1 Introdução: pontos e contrapontos das políticas de revitalização

Tem-se visto nas últimas décadas uma intensa implementação de políticas de revitalização nos centros históricos brasileiros principalmente com a justificativa da necessidade de preservar os bens materiais e imateriais dessas áreas consideradas patrimônio histórico e cultural. O termo patrimônio é normalmente usado para remeter à idéia de herança de bens e valores representativos de uma nação, ou seja, algo a ser deixado ou transmitido para as futuras gerações.

De acordo com (BOGÉA et al, 2007), patrimônio cultural é o conjunto de bens que possui valor histórico, artístico, científico ou associativo e que define, em diferentes escalas, a identidade de uma comunidade, um Estado ou uma Nação, devendo ser preservado como legado às gerações futuras. Mas, Funari (2001) instiga com a idéia de que patrimônio, como “referência aos monumentos herdados das gerações anteriores”, remete a um caráter subjetivo, a uma relação de afetividade de símbolos do passado com olhar do presente, pois os nexos entre o bem cultural e a sociedade vão além dessa relação; o caráter político e econômico torna-se intrínseco.
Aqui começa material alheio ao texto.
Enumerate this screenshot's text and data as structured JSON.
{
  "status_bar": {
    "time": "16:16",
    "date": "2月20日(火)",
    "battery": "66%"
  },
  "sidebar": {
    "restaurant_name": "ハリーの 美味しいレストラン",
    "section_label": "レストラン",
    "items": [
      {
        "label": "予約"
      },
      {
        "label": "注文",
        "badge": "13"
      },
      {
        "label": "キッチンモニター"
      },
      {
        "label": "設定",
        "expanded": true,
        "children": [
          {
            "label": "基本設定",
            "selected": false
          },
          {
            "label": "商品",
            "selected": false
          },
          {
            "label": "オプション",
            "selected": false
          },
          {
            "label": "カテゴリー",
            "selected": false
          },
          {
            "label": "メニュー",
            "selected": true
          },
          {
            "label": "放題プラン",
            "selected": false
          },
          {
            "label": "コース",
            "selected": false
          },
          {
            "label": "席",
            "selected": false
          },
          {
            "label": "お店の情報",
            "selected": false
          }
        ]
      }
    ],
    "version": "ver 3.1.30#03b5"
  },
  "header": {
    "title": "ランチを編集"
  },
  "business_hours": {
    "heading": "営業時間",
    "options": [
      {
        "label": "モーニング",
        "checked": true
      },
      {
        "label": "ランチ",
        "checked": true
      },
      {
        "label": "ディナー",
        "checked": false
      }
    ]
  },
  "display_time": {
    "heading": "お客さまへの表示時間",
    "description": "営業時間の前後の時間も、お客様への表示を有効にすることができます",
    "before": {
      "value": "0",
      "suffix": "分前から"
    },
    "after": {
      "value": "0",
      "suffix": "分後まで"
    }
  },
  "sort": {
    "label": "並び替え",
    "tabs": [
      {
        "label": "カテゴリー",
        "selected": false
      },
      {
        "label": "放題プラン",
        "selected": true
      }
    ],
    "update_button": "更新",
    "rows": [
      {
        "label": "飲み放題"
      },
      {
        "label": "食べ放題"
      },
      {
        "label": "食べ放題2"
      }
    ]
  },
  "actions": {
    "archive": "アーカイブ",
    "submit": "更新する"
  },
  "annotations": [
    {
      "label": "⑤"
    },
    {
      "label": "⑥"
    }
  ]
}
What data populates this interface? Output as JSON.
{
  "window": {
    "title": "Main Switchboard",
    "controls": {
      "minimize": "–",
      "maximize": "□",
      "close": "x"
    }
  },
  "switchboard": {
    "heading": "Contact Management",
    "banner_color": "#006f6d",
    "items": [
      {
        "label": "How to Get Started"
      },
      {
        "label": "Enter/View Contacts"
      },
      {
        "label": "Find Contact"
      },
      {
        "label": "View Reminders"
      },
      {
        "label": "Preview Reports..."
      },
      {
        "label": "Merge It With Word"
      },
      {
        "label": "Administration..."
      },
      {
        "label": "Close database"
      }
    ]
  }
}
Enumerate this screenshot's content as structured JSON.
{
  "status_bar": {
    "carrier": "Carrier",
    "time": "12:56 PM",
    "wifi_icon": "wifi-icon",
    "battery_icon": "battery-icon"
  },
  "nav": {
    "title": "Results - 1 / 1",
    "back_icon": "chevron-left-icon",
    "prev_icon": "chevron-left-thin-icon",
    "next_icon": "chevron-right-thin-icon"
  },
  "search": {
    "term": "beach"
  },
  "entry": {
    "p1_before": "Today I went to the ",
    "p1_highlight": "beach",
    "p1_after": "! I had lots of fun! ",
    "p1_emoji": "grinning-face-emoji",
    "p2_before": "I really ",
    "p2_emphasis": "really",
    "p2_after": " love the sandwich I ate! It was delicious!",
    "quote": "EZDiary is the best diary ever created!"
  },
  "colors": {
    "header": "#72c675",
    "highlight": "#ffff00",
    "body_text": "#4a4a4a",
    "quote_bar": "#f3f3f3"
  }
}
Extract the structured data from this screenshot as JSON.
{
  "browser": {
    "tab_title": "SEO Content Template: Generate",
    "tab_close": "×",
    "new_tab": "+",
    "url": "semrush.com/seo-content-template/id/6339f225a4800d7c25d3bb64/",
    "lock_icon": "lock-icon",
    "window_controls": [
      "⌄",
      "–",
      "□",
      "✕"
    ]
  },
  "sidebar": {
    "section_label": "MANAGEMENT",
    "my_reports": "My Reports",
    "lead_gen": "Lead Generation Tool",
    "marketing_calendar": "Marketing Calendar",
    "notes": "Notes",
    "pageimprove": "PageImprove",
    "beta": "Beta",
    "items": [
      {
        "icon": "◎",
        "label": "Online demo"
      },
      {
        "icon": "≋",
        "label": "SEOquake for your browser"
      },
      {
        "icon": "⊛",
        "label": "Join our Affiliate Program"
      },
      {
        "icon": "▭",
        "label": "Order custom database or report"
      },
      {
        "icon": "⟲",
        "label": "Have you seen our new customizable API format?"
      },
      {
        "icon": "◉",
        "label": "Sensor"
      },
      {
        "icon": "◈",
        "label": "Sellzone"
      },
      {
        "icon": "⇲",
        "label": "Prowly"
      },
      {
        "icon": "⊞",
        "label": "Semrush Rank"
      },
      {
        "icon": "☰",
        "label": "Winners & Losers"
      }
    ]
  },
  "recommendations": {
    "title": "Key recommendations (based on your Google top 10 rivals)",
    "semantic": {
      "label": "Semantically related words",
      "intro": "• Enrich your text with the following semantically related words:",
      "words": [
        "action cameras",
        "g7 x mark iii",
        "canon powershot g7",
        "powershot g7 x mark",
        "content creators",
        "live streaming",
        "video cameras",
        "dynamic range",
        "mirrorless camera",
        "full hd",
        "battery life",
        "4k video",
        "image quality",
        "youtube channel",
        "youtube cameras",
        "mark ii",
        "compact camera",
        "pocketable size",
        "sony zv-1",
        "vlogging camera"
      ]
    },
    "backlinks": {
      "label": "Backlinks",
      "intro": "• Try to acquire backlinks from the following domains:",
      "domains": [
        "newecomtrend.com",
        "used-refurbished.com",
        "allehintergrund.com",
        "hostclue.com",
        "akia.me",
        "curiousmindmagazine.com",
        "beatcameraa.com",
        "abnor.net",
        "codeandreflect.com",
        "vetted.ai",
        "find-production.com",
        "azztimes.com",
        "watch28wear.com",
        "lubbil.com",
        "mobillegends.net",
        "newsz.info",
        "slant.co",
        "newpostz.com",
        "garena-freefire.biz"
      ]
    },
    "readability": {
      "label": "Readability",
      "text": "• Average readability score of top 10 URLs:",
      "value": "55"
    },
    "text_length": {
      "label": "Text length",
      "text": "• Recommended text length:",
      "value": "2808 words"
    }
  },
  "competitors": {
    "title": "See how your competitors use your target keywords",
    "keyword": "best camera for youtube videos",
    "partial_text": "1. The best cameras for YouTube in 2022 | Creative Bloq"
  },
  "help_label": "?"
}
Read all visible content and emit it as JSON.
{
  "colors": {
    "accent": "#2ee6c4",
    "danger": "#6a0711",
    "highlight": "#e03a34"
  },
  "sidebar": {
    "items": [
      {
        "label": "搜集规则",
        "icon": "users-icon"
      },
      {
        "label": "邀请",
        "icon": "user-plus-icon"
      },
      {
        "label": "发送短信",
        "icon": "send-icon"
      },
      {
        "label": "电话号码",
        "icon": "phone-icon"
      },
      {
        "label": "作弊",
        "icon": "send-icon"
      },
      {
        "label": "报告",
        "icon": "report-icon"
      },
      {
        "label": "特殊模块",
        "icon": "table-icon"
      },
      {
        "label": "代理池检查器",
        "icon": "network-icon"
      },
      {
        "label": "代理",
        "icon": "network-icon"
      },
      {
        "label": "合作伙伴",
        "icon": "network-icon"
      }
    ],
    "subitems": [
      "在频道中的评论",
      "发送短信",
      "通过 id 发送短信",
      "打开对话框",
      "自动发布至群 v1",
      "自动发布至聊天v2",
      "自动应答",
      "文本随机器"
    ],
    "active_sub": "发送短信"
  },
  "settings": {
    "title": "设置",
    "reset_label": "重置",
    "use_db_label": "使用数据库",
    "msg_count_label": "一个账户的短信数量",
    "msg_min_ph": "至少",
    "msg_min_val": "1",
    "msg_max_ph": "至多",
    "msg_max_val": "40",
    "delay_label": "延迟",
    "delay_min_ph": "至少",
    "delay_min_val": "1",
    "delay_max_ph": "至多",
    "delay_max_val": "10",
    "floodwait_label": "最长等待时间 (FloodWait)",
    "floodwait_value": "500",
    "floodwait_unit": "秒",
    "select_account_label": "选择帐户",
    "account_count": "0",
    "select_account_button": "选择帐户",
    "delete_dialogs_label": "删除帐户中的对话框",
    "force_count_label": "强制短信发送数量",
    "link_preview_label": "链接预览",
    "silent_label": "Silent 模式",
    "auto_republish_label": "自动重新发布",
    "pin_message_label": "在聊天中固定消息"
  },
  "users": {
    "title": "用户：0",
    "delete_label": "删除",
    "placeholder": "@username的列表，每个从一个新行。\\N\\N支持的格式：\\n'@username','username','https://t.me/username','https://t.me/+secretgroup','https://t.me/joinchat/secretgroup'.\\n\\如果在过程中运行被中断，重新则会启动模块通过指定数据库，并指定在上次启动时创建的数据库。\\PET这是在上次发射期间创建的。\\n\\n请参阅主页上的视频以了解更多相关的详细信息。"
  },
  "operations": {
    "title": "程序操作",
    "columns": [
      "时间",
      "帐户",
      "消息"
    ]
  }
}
Com a atual importância dada ao patrimônio pelo poder público reconhece-se não apenas o seu valor cultural, mas também o seu potencial como mercadoria de consumo cultural. (RODRIGUES, 2001)

Nessa perspectiva, observa-se que as atuais práticas de intervenção urbana têm buscado embelezar estrategicamente as cidades históricas por meio das políticas de preservação cultural, com impactos ainda pouco estudados. O Estado, na maioria das vezes, é o maior promotor dessas políticas beneficiando grandes redes empresariais na tentativa de inserir o espaço no mercado global. Assim, as políticas públicas voltadas para a preservação do patrimônio ganham importância cada vez maior para as nações com a entrada do novo milênio. Nelas são eleitos centros urbanos que se tornam objetos de reorganização espacial, inserindo-os nos atuais sistemas produtivos.

As propostas de valorização das áreas consideradas patrimônio firmam-se pelo discurso desenvolvimentista e pela promessa de geração de emprego e renda, principalmente quando associadas a sua inserção na rota do turismo; sendo a atividade turística um produto da sociedade capitalista industrial que se desenvolveu sob o impulso de determinações e motivações diversas, dentre elas o consumo de bens culturais. (RODRIGUES, 2001) Mas essa abertura ao “outro”, proporcionada pelo atendimento de um mercado consumista, indubitavelmente é acompanhada da construção de espaços artificiais de cultura, diversão e lazer, resultando em hibridações de valores diversos. (CARVALHO, 1996).

O processo mercadológico que permeia oferta e procura impõe tensões cotidianas às culturas herdadas na medida em que a implementação da lógica capitalista cria modelos de referência comuns a todos que habitam nessas áreas buscando uniformizar tradições em torno de pretensos interesses econômicos; tendo, por fim, a imposição de “costumes nacionais” que se sobrepõem às memórias particulares e regionais. Nesse processo de imposição de modelos, Zukin (2000). ressalta que vão sendo criadas as paisagens de poder em detrimento do vernacular.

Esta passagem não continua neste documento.